Overblown flowers, the weird beauty of ylang ylang and incense with fleshy animalic hints. The scent of gamey carrion, food on the edge of rot.

PUNGENT: Velvet Oud by Maison Francis Kurkdjian.

Weighted wine-coloured velvet drapes, impregnated with smoky earthy oud. A scent so thick and heavy you can cut it, bruise yourself on it.

SWEET: Teint de Neige by Villoresi.

Powdery and white, like snow or icing sugar. Delicately candied jasmine flower, rose petals, vanilla and soft blond woods. A lovely face, a crystal mirror.

LEMON: Verveine d’Eugene by Heeley

Lemon’s not as common as you might suppose. Here’s a dazzling lemon verbena with blackcurrant, pink rhubarb and green bergamot. Droolingly citrus: is your mouth watering?
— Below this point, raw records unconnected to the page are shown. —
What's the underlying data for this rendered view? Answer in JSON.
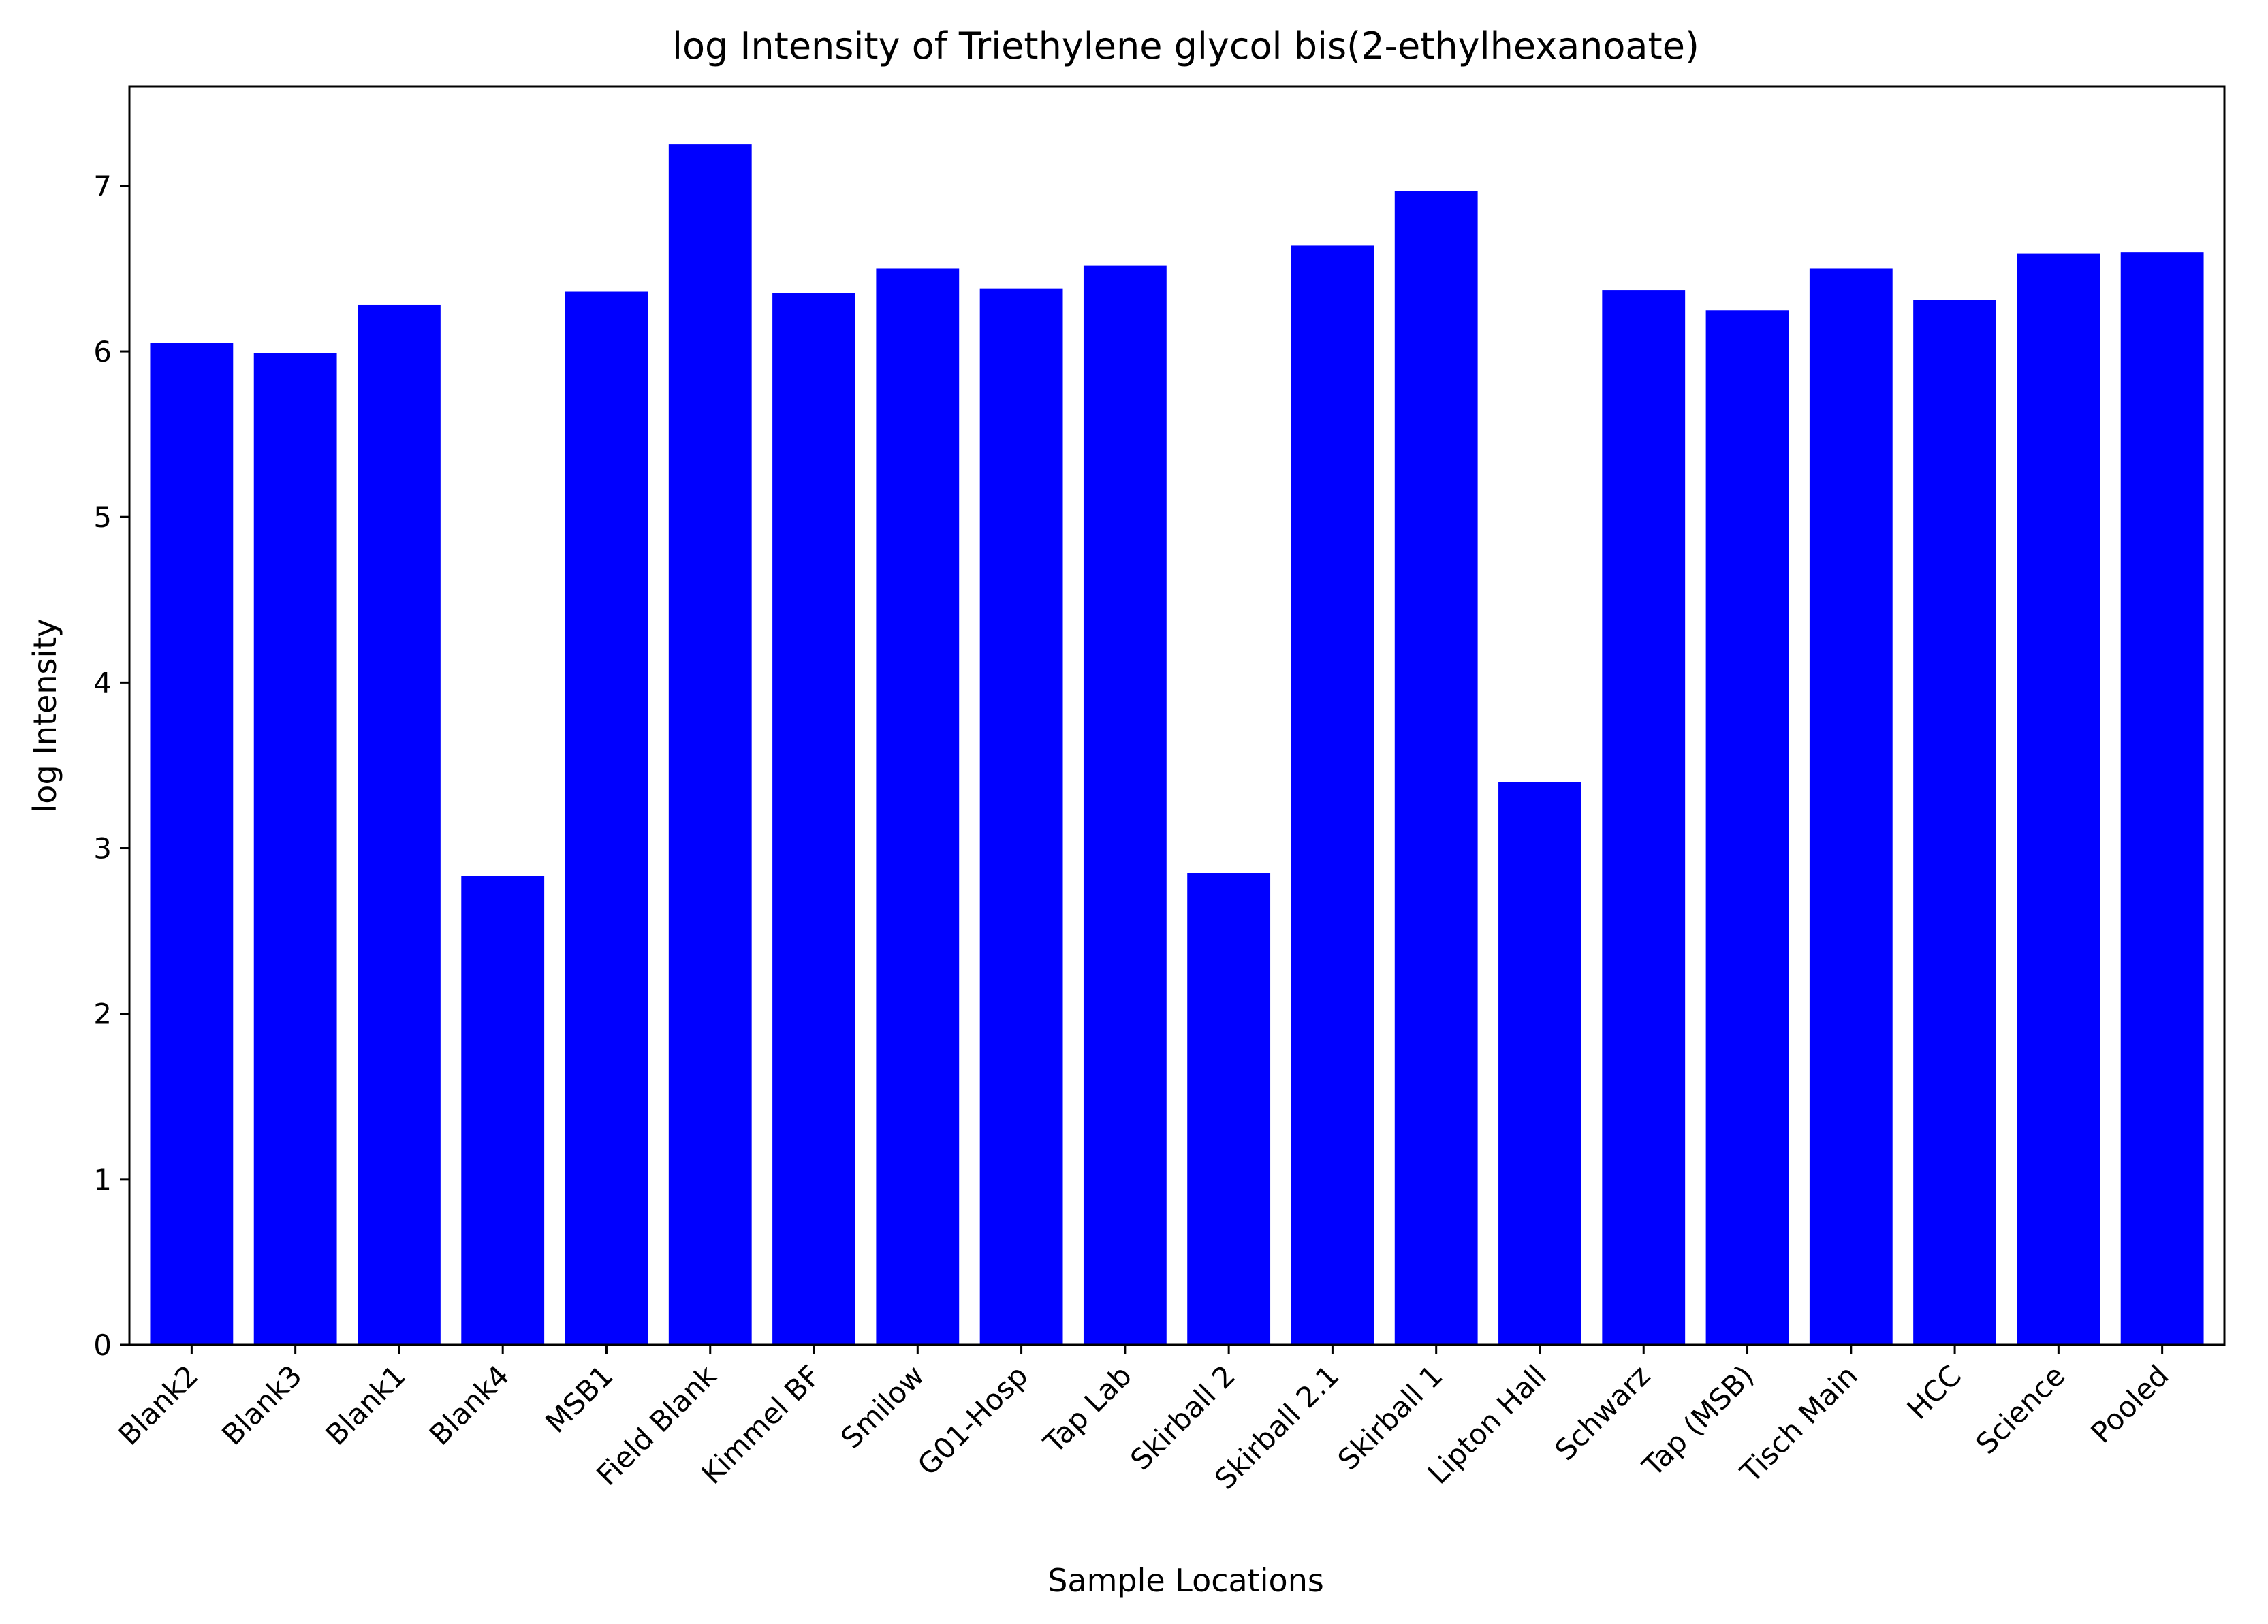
{
  "chart_data": {
    "type": "bar",
    "title": "log Intensity of Triethylene glycol bis(2-ethylhexanoate)",
    "xlabel": "Sample Locations",
    "ylabel": "log Intensity",
    "ylim": [
      0,
      7.6
    ],
    "yticks": [
      0,
      1,
      2,
      3,
      4,
      5,
      6,
      7
    ],
    "grid": false,
    "bar_color": "#0000ff",
    "categories": [
      "Blank2",
      "Blank3",
      "Blank1",
      "Blank4",
      "MSB1",
      "Field Blank",
      "Kimmel BF",
      "Smilow",
      "G01-Hosp",
      "Tap Lab",
      "Skirball 2",
      "Skirball 2.1",
      "Skirball 1",
      "Lipton Hall",
      "Schwarz",
      "Tap (MSB)",
      "Tisch Main",
      "HCC",
      "Science",
      "Pooled"
    ],
    "values": [
      6.05,
      5.99,
      6.28,
      2.83,
      6.36,
      7.25,
      6.35,
      6.5,
      6.38,
      6.52,
      2.85,
      6.64,
      6.97,
      3.4,
      6.37,
      6.25,
      6.5,
      6.31,
      6.59,
      6.6
    ]
  }
}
FRAGRANT: Un Bateau Pour Capri by Eau d’Italie

Peony, jasmine, cedar, rose and heliotrope with a dash of champagne and clear morning sunshine. Smells like the plains of Heaven.

POPCORN : Aomassai by Parfumerie Generale.

If you can’t wait for La Fin du Monde try this adult feast of caramel, toasted hazelnut, liquorice and resins. Black and gold fires, smoky vanilla, liquid tonka.

FRUITY: Playing with the Devil by Kilian

Hide and seek in the woods. Dripping juicy blood orange, peach, blackcurrants and lychee.

WOODY: Sandalo by Lorenzo Villoresi

Dark, clean, sombre, grainy: Asian and European woods, sap, bark and the forest floor.

CHEMICAL: Secretions Magnifiques by Etat Libre d’Orange

The intimate fluids secreted by the chemicals of the human body – interpreted with adrenaline and azurone layered with flowery accords.

So that’s mine. Or one of mine. And what is yours?